Que habilidad tenía el jodido, con sus uñas consiguió modificar el último peón, derrumbó la reina con un soplido y en gotas de algodón cayó mi rey. Nos quedamos escuchando pero no se apreció ningún ruido. cayo al vacío y nada nada se oyó. Ni un plom, ni un tic, nada. Sólo el transcurso de su caída que pudimos obserar kyo y yo, asomados en el orificio de aquella nube sobre la que jugabamos esa tarde de sol.
Asi que en forma de rabieta me abalancé sobre él.
- ¡ya verás gatito travieso! (de un salto increiblemente igual que el de una auténtica pantera lo cogió y lo arrastró hasta el siguiente poso) .
Saltando entre nubes blancas en un cielo azul por fin sonreían.
Juntos sin apenas darse cuenta, acorralados en un mundo angelical, disfrutaban de un sencillo día, un simple día para ellos, un día normal.
(Parece mentira que días atrás estuviera en tierra, pisando el frío, recorriendo charcos solitarios y épocas atrás anduviera por desconocidas tierras calientes que evaporaban sus pies.
Dominada por el mismisimo tridente.)
[...]
Aquellos copos de nieve le hicieron despertar de la travesura de sus saltos y sonrisas encadenadas.
-Kyo, vamos a casa, guíame a un día en el que...no se...pueda pincharme con un astro pequeñito. Un astro matón y escondidito.
-miaauu (se que un gato no puede hablar, pero ese miau me hizo entender que tan solo estaba diciendo tonterias.

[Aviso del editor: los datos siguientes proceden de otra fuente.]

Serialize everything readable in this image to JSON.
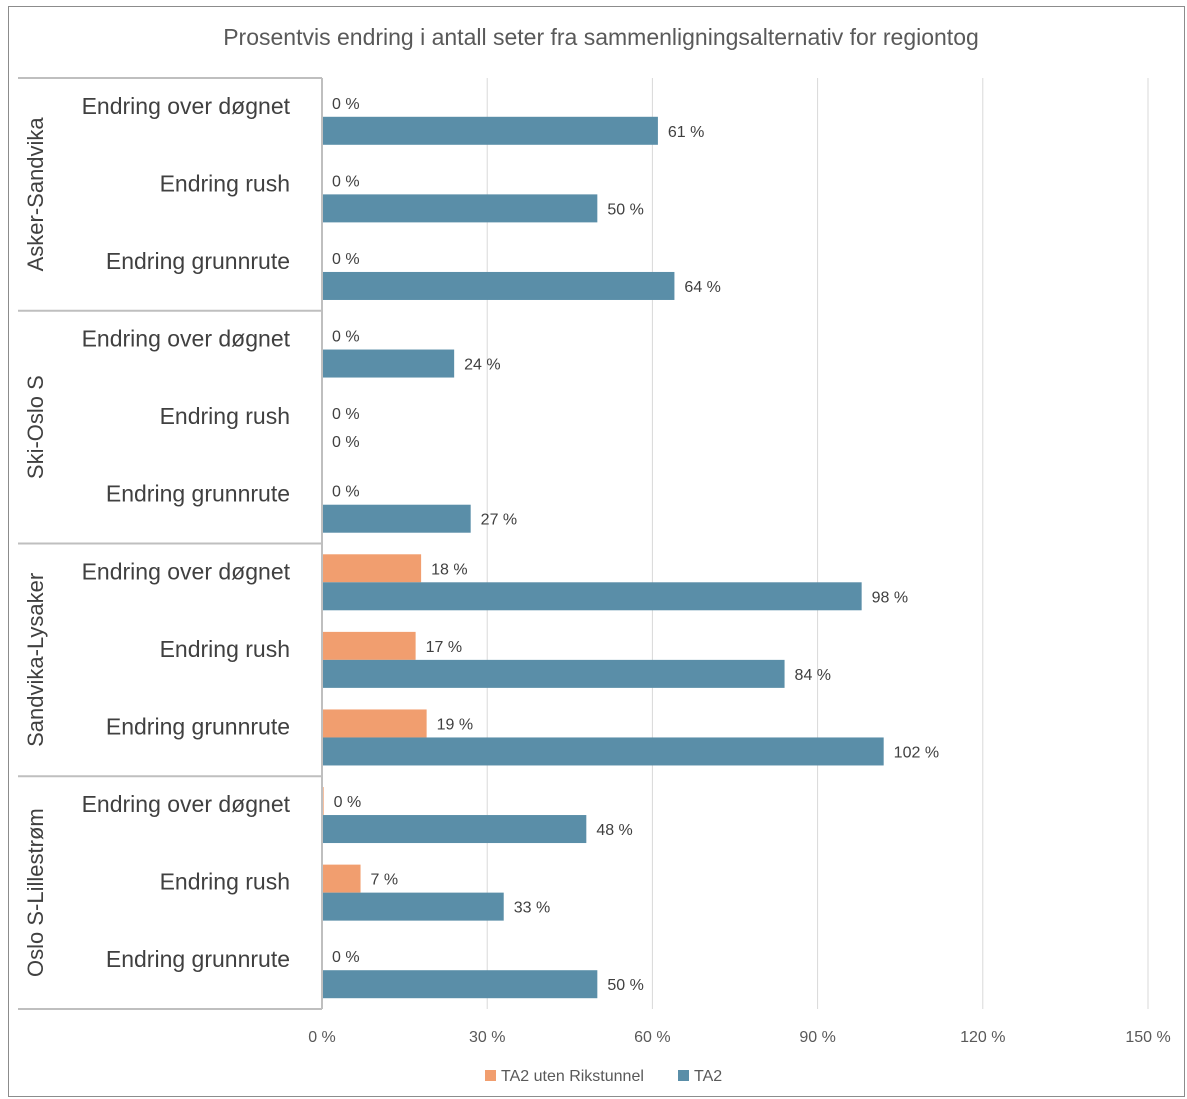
{
  "chart_data": {
    "type": "bar",
    "orientation": "horizontal",
    "title": "Prosentvis endring i antall seter fra sammenligningsalternativ for regiontog",
    "xlabel": "",
    "ylabel": "",
    "xlim": [
      0,
      150
    ],
    "x_ticks": [
      0,
      30,
      60,
      90,
      120,
      150
    ],
    "x_tick_labels": [
      "0 %",
      "30 %",
      "60 %",
      "90 %",
      "120 %",
      "150 %"
    ],
    "grid": true,
    "legend_position": "bottom",
    "groups": [
      {
        "name": "Asker-Sandvika",
        "categories": [
          "Endring over døgnet",
          "Endring rush",
          "Endring grunnrute"
        ],
        "values": {
          "ta2_uten": [
            0,
            0,
            0
          ],
          "ta2": [
            61,
            50,
            64
          ]
        }
      },
      {
        "name": "Ski-Oslo S",
        "categories": [
          "Endring over døgnet",
          "Endring rush",
          "Endring grunnrute"
        ],
        "values": {
          "ta2_uten": [
            0,
            0,
            0
          ],
          "ta2": [
            24,
            0,
            27
          ]
        }
      },
      {
        "name": "Sandvika-Lysaker",
        "categories": [
          "Endring over døgnet",
          "Endring rush",
          "Endring grunnrute"
        ],
        "values": {
          "ta2_uten": [
            18,
            17,
            19
          ],
          "ta2": [
            98,
            84,
            102
          ]
        }
      },
      {
        "name": "Oslo S-Lillestrøm",
        "categories": [
          "Endring over døgnet",
          "Endring rush",
          "Endring grunnrute"
        ],
        "values": {
          "ta2_uten": [
            0.3,
            7,
            0
          ],
          "ta2": [
            48,
            33,
            50
          ]
        }
      }
    ],
    "data_labels": {
      "ta2_uten": [
        [
          "0 %",
          "0 %",
          "0 %"
        ],
        [
          "0 %",
          "0 %",
          "0 %"
        ],
        [
          "18 %",
          "17 %",
          "19 %"
        ],
        [
          "0 %",
          "7 %",
          "0 %"
        ]
      ],
      "ta2": [
        [
          "61 %",
          "50 %",
          "64 %"
        ],
        [
          "24 %",
          "0 %",
          "27 %"
        ],
        [
          "98 %",
          "84 %",
          "102 %"
        ],
        [
          "48 %",
          "33 %",
          "50 %"
        ]
      ]
    },
    "series": [
      {
        "key": "ta2_uten",
        "name": "TA2 uten Rikstunnel",
        "color": "#F19E6F"
      },
      {
        "key": "ta2",
        "name": "TA2",
        "color": "#5A8EA8"
      }
    ]
  }
}
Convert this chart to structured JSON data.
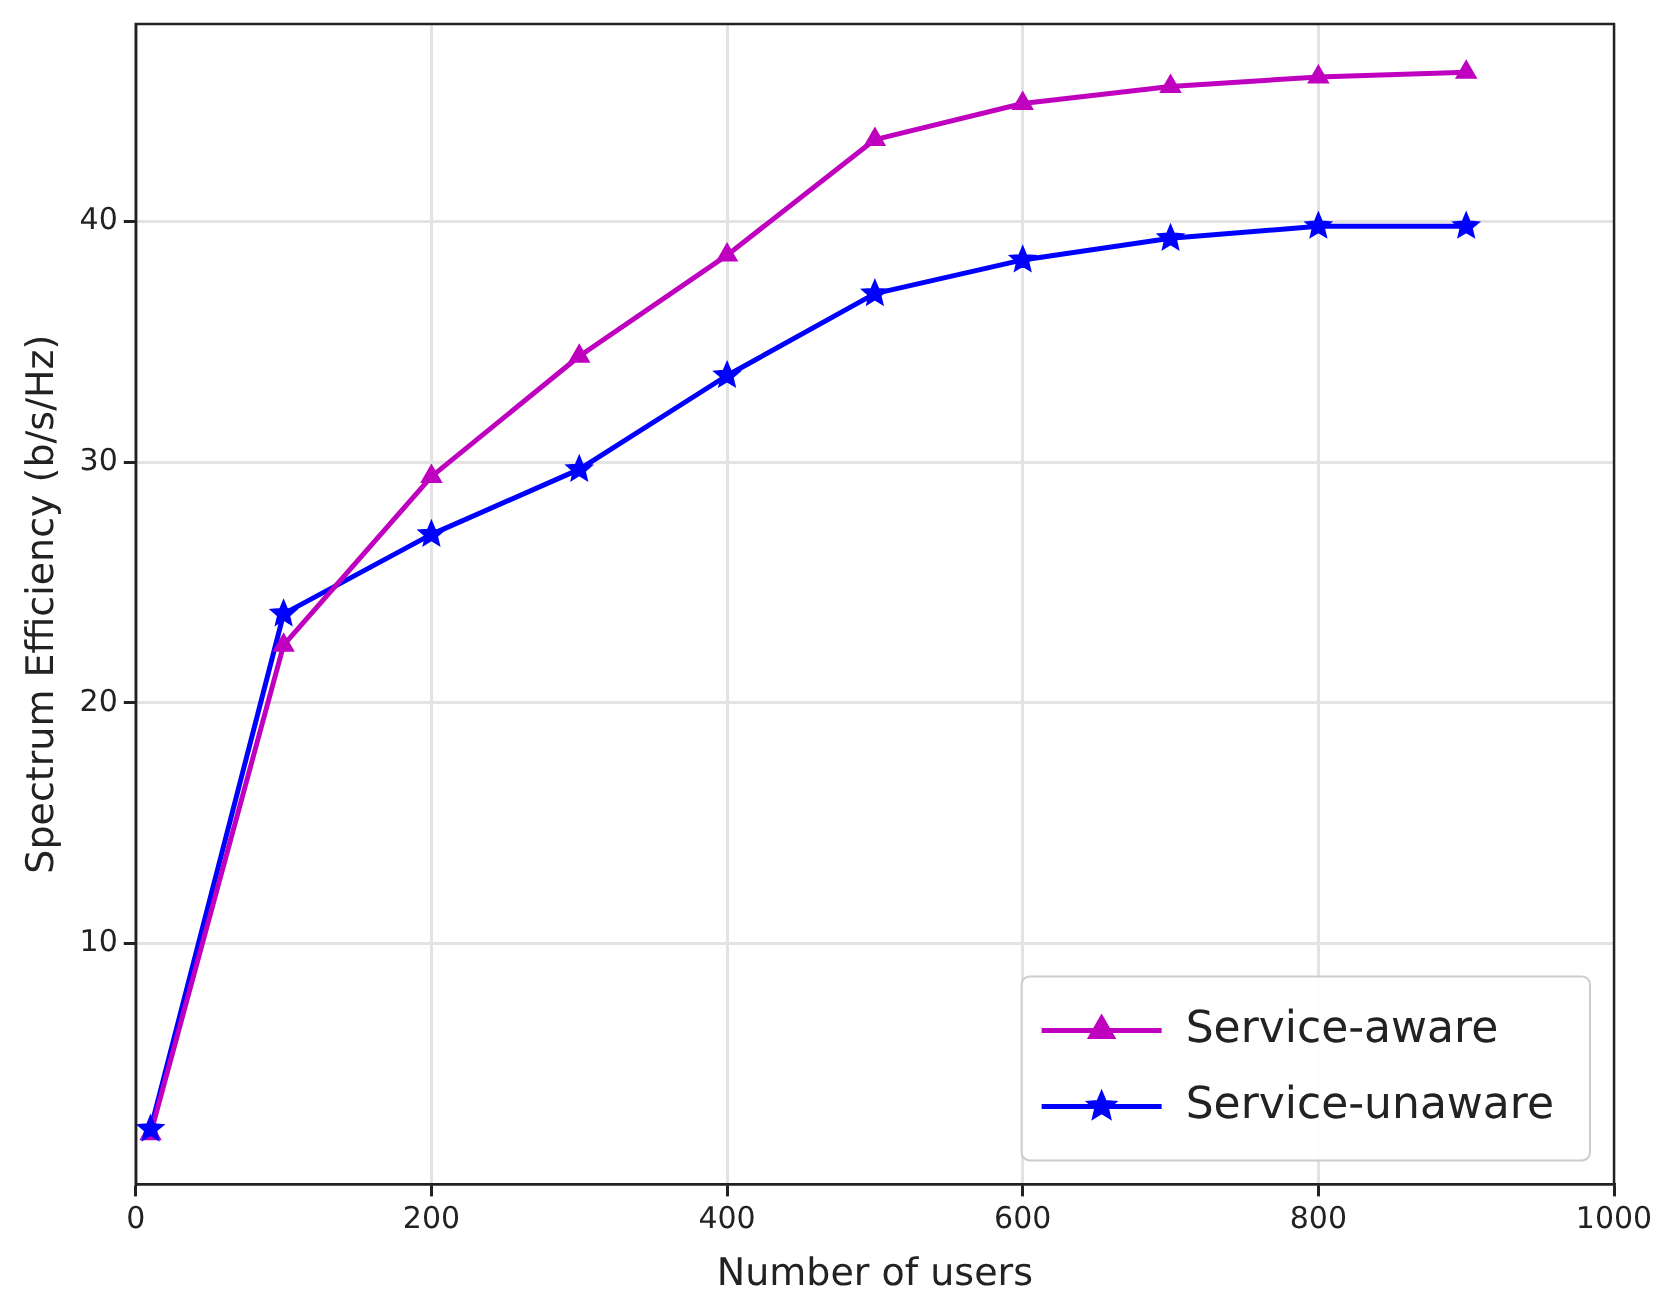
{
  "chart_data": {
    "type": "line",
    "xlabel": "Number of users",
    "ylabel": "Spectrum Efficiency (b/s/Hz)",
    "x": [
      10,
      100,
      200,
      300,
      400,
      500,
      600,
      700,
      800,
      900
    ],
    "series": [
      {
        "name": "Service-aware",
        "color": "#bf00bf",
        "marker": "triangle",
        "values": [
          2.1,
          22.4,
          29.4,
          34.4,
          38.6,
          43.4,
          44.9,
          45.6,
          46.0,
          46.2
        ]
      },
      {
        "name": "Service-unaware",
        "color": "#0000ff",
        "marker": "star",
        "values": [
          2.3,
          23.7,
          27.0,
          29.7,
          33.6,
          37.0,
          38.4,
          39.3,
          39.8,
          39.8
        ]
      }
    ],
    "xlim": [
      0,
      1000
    ],
    "xticks": [
      0,
      200,
      400,
      600,
      800,
      1000
    ],
    "ylim": [
      0,
      48.2
    ],
    "yticks": [
      10,
      20,
      30,
      40
    ],
    "grid": true,
    "legend": "bottom right",
    "line_style": "solid"
  }
}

Escucharlas una vez mas en mi mente me regresaron a la realidad.
Mientras, Kyo me acorralaba entre almohadones cálidos) .
Aquella noche terminó como el anuncio de la filadelfia, pero con la diferencia de que era noche, y un manto de estrellas nos deseaban un dulce sueño, mientras casi cerrando los ojos creí haber visto que una pequeña estrellita destellaba, así como un guiño de ojo que noté brillar en mi pupila recién apagada.